In such circumstances, it was wise not to show too much affection, but give them breathing room. Stepping on the hard cobblestones, I looked away from the wide eyes of the deceased red-haired girl and went to the towel closet. Retrieving a pair of white robes, I put one over the decapitated woman’s body before returning to Regina and offering her the other robe.
Regina only seemed to notice my presence then. Blinking several times, she rose out of the water, her beautiful body dripping with watery blood, and stepped into the robe before tying it around herself. She ran her fingers through her hair, letting chunks of gore and a severed finger fall to the ground.

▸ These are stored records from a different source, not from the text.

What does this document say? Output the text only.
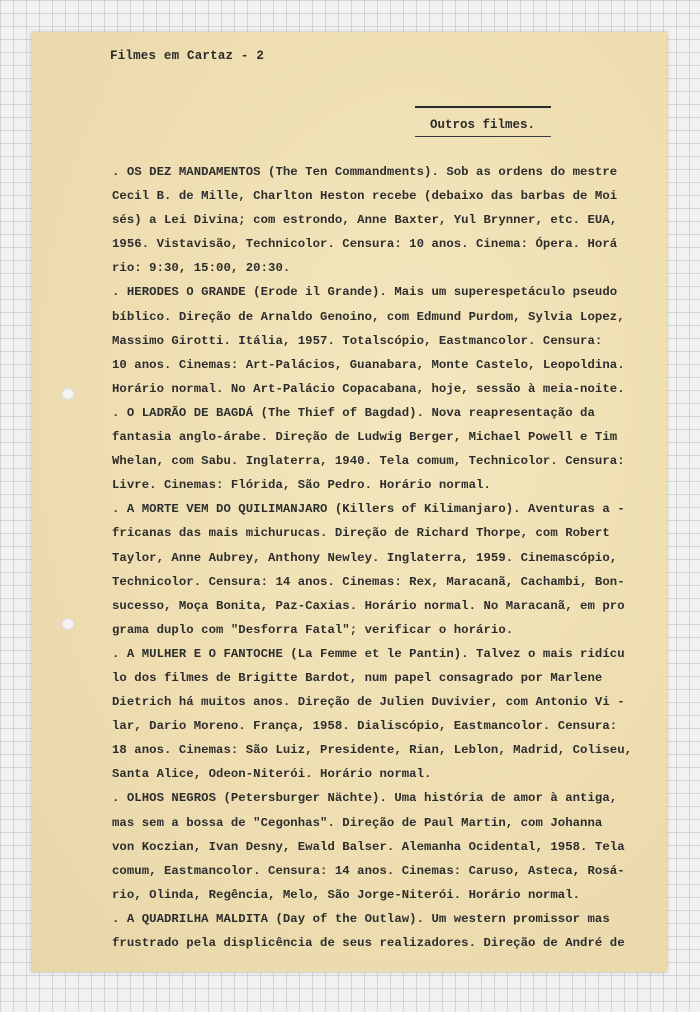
Filmes em Cartaz - 2
Outros filmes.
. OS DEZ MANDAMENTOS (The Ten Commandments). Sob as ordens do mestre
Cecil B. de Mille, Charlton Heston recebe (debaixo das barbas de Moi
sés) a Lei Divina; com estrondo, Anne Baxter, Yul Brynner, etc. EUA,
1956. Vistavisão, Technicolor. Censura: 10 anos. Cinema: Ópera. Horá
rio: 9:30, 15:00, 20:30.
. HERODES O GRANDE (Erode il Grande). Mais um superespetáculo pseudo
bíblico. Direção de Arnaldo Genoino, com Edmund Purdom, Sylvia Lopez,
Massimo Girotti. Itália, 1957. Totalscópio, Eastmancolor. Censura:
10 anos. Cinemas: Art-Palácios, Guanabara, Monte Castelo, Leopoldina.
Horário normal. No Art-Palácio Copacabana, hoje, sessão à meia-noite.
. O LADRÃO DE BAGDÁ (The Thief of Bagdad). Nova reapresentação da
fantasia anglo-árabe. Direção de Ludwig Berger, Michael Powell e Tim
Whelan, com Sabu. Inglaterra, 1940. Tela comum, Technicolor. Censura:
Livre. Cinemas: Flórida, São Pedro. Horário normal.
. A MORTE VEM DO QUILIMANJARO (Killers of Kilimanjaro). Aventuras a -
fricanas das mais michurucas. Direção de Richard Thorpe, com Robert
Taylor, Anne Aubrey, Anthony Newley. Inglaterra, 1959. Cinemascópio,
Technicolor. Censura: 14 anos. Cinemas: Rex, Maracanã, Cachambi, Bon-
sucesso, Moça Bonita, Paz-Caxias. Horário normal. No Maracanã, em pro
grama duplo com "Desforra Fatal"; verificar o horário.
. A MULHER E O FANTOCHE (La Femme et le Pantin). Talvez o mais ridícu
lo dos filmes de Brigitte Bardot, num papel consagrado por Marlene
Dietrich há muitos anos. Direção de Julien Duvivier, com Antonio Vi -
lar, Dario Moreno. França, 1958. Dialiscópio, Eastmancolor. Censura:
18 anos. Cinemas: São Luiz, Presidente, Rian, Leblon, Madrid, Coliseu,
Santa Alice, Odeon-Niterói. Horário normal.
. OLHOS NEGROS (Petersburger Nächte). Uma história de amor à antiga,
mas sem a bossa de "Cegonhas". Direção de Paul Martin, com Johanna
von Koczian, Ivan Desny, Ewald Balser. Alemanha Ocidental, 1958. Tela
comum, Eastmancolor. Censura: 14 anos. Cinemas: Caruso, Asteca, Rosá-
rio, Olinda, Regência, Melo, São Jorge-Niterói. Horário normal.
. A QUADRILHA MALDITA (Day of the Outlaw). Um western promissor mas
frustrado pela displicência de seus realizadores. Direção de André de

I kicked the finger into the pool before she noticed it.
“I’m sorry,” I whispered, my voice an unearthly rasp.
“Argh!” Regina screamed, spinning around and punching one of the ionic columns. It gave way underneath her newly divine strength, collapsing and causing a chunk of the roof above it to fall. Regina looked at her fist, t
hen down at the thirty bodies, then laughed. It was a bitter, joyless thing.
I kept silent.
Regina walked over to a nearby stone table and sat down on the edge, taking a moment to breathe out. “They tried to kill me. Those bastards tried to kill me.”
“Yes,” I said, having come here from across half the country using methods I would not recommend.
Serah, by contrast, was busy dealing with an outbreak of the Red Cough and couldn’t be brought back. It showed how much she had grown as a person that she chose to stay with the dead and dying wild men than rush back here.
“How?” Regina said.
I slowly took human form, believing she needed the semblance of a living man rather than a dead one. I was used to the pain of the transformation now. “Midori thinks they were brought here by cloaked airship. They bribed some of the Loyalists to the old King Below to let them up here. The garments they wear were enchanted to make them appear as whatever the onlookers expected to see. She is still building a network of informants but recommend we bind elementals and demons to watch the place.”
“I want them found,” Regina said.
“It is already done. They will die tomorrow.”
“I want to swing the sword that cuts off their heads,” Regina said, almost shaking with rage…or was it remorse? I couldn’t tell.
I nodded.
Regina felt her face then looked over at the body I’d placed a white robe over. “I don’t even know her name. One of my attendants for months and yet she was just another face amongst many.”
“Nerissa,” I said, looking over at her. “A Merrow woman. She liked…painting.”
Regina did a double-take. “You knew her?”
“Yes,” I said flatly.
I knew half of Regina’s attendants and many more of the servants besides. Nerissa had come to serve us after being enslaved by wild men fishermen who gave her to their chief. He’d promptly sent her to us as a gift. I’d been tempted to wipe their village out for it but Nerissa had found that palace life suited her. I wish, instead, she’d gone home back to her family in the oceans. Nerissa had been a dreadful painter, a fabulous singer, and a gentle but kind spirit.